Philosophie Magazine : Comme son titre l’indique, The Ethics of What We Eat attire l’attention sur la dimension éthique de ce que nous mangeons. Quels gestes, idéalement, devrait-il inciter ses lecteurs à poser?

 

Peter Singer : Par-dessus tout, j’espère qu’ils vont rejeter l’élevage industriel des animaux — aussi bien pour les souffrances qu’elle leur inflige, que pour ses conséquences environnementales. Mais, plus généralement, j’aimerais que nos lectrices et lecteurs pensent à ce qu’ils mangent comme à une enjeu éthique. Si cela se produit, plusieurs seront amenés à changer leurs habitudes alimentaires.

 

Philosophie Magazine : Depuis de nombreuses années, vous êtes un des plus célèbres végétariens au monde. L’êtes-vous toujours?

 

Peter Singer : Oui, bien entendu.

 

Philosophie Magazine : Dans votre plus récent ouvrage, Sauver une vie, vous avancez que c’est pour chacun de nous un devoir de poser des gestes concrets pour lutter contre ces intolérables formes d’inégalités et de pauvreté qui affligent notre monde. En quel sens?

 

Peter Singer : Ce livre réclame avec insistance, que nous changions la manière dont notre culture envisage le fait de donner aux pauvres. Les personnes qui vivent dans le confort des sociétés riches ont le devoir d’aider celles qui, ailleurs dans le monde, vivent dans des situations d’extrême pauvreté.

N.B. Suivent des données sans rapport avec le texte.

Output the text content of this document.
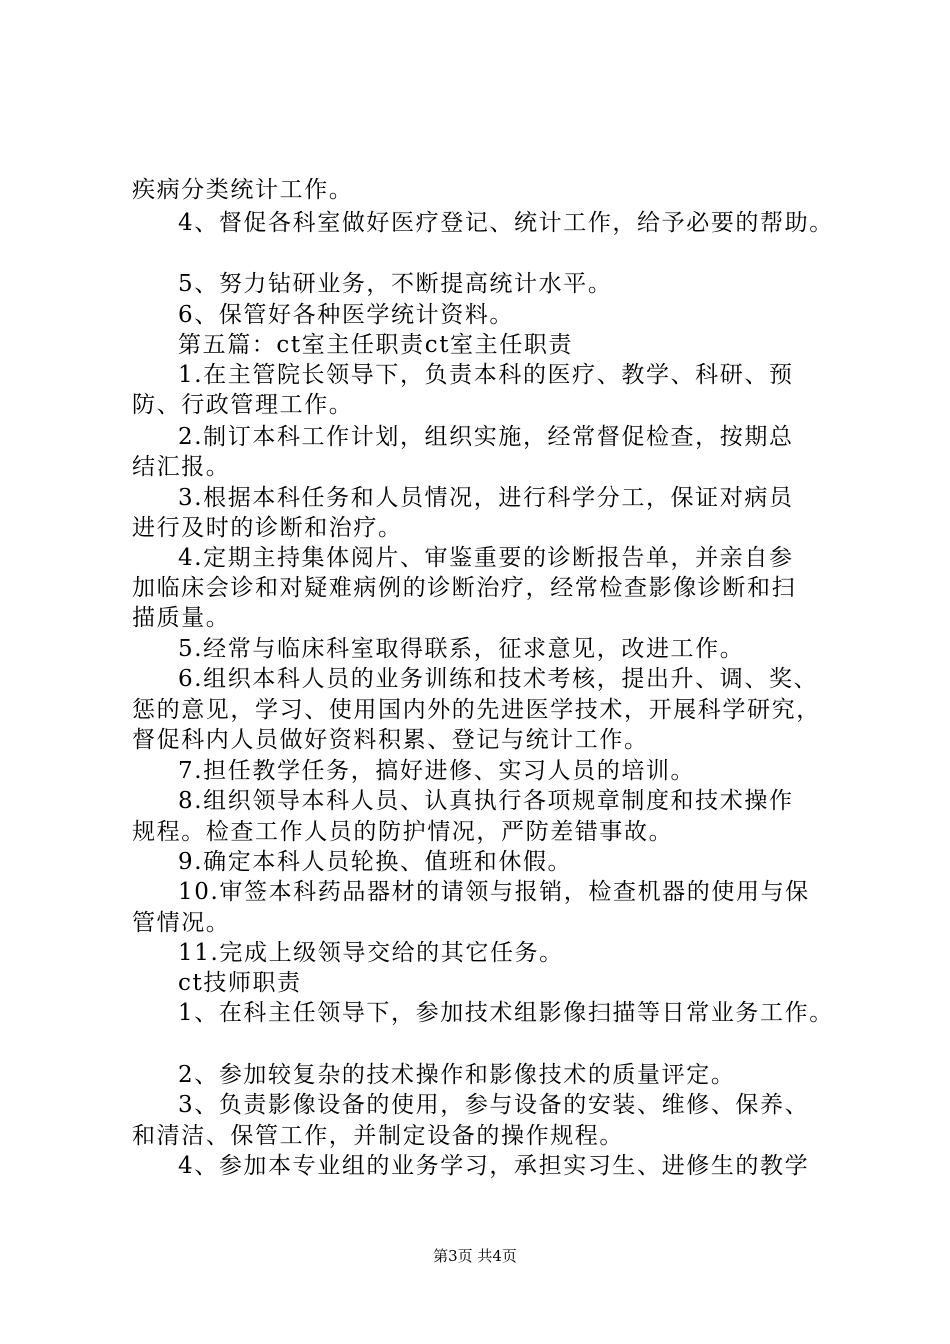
疾病分类统计工作。
4、督促各科室做好医疗登记、统计工作，给予必要的帮助。
5、努力钻研业务，不断提高统计水平。
6、保管好各种医学统计资料。
第五篇：ct室主任职责ct室主任职责
1.在主管院长领导下，负责本科的医疗、教学、科研、预
防、行政管理工作。
2.制订本科工作计划，组织实施，经常督促检查，按期总
结汇报。
3.根据本科任务和人员情况，进行科学分工，保证对病员
进行及时的诊断和治疗。
4.定期主持集体阅片、审鉴重要的诊断报告单，并亲自参
加临床会诊和对疑难病例的诊断治疗，经常检查影像诊断和扫
描质量。
5.经常与临床科室取得联系，征求意见，改进工作。
6.组织本科人员的业务训练和技术考核，提出升、调、奖、
惩的意见，学习、使用国内外的先进医学技术，开展科学研究，
督促科内人员做好资料积累、登记与统计工作。
7.担任教学任务，搞好进修、实习人员的培训。
8.组织领导本科人员、认真执行各项规章制度和技术操作
规程。检查工作人员的防护情况，严防差错事故。
9.确定本科人员轮换、值班和休假。
10.审签本科药品器材的请领与报销，检查机器的使用与保
管情况。
11.完成上级领导交给的其它任务。
ct技师职责
1、在科主任领导下，参加技术组影像扫描等日常业务工作。
2、参加较复杂的技术操作和影像技术的质量评定。
3、负责影像设备的使用，参与设备的安装、维修、保养、
和清洁、保管工作，并制定设备的操作规程。
4、参加本专业组的业务学习，承担实习生、进修生的教学
第3页 共4页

Plusieurs gestes simples et peu couteux peuvent être posés pour réduire cette extrême pauvreté et sauver les vies de ces personnes qui en meurent, des décès qui pourraient être évités : ne pas le faire est donc mal agir.

 

Philosophie Magazine : Quel serait, selon vous, l’apport spécifique de la philosophie aux discussions sur toutes ces difficiles questions que vous n’avez cessé de soulever — aussi bien dans le monde académique que dans l’arène publique?

 

Peter Singer : Sa grande contribution est d’élever le niveau des débats dans l’arène publique. Dans les meilleurs des cas, en effet, la philosophie fixe un idéal de rigueur élevé dans l’argumentation. La philosophie devrait clarifier — et non obscurcir — les grandes questions à l’ordre du jour et elle devrait le faire en une langue que chacun peut comprendre. Et comme les philosophes sont enclins à poser d’embarrassantes questions et à mettre au défi nos idées préconçues, elle peut conduire à de nouvelles et meilleures perspectives et pratiques en éthique.

Bibliographie

La libération animale (1975; tard. fr. B. Grasset, 1993) a exercé une influence décisive sur les mouvements de défense des animaux et est de ce fait, sans conteste, un des plus influents ouvrages de philosophie des cinquante dernières année. On lira avec profit, sur le même sujet, la brochure de Singer, L'égalité animale expliquée aux humain-es, ainsi que Le projet grands singes: l'égalité au-delà de l'humanité (One Voice, 2003) co-édité avec Paola Cavalieri.

Questions d'éthique pratique (Bayard , 1997) offre un survol des positions de Singer sur divers sujets allant de l’euthanasie à l’avortement et permet de se familiariser avec la perspective utilitariste qu’il défend.

Une gauche darwinienne: politique, évolution et coopération (Cassini, 2002) cherche à cerner ce que serait un politique de gauche qui prendrait au sérieux le darwinisme et propose que la réponse est à chercher dans diverses formes de coopération et d’altruisme identifiées par la biologie.

Sauver une vie (Michel Lafon, 2009) est un appel à la fois passionnel et argumenté pour inciter chacun de nous poser des gestes qui permettraient, sinon d’éliminer, du moins de réduire substantiellement l’extrême pauvreté à l’échelle planétaire. L’ouvrage poursuit une réflexion amorcée dans : One World : the Ethics of Globalization (Yale University Press, 2004).

Certaines des vives controverses suscitées par les idées de Singer sont explorées dans : Peter Singer Under Fire, édité par Shaler, J. (Open Court Publishers, 2008).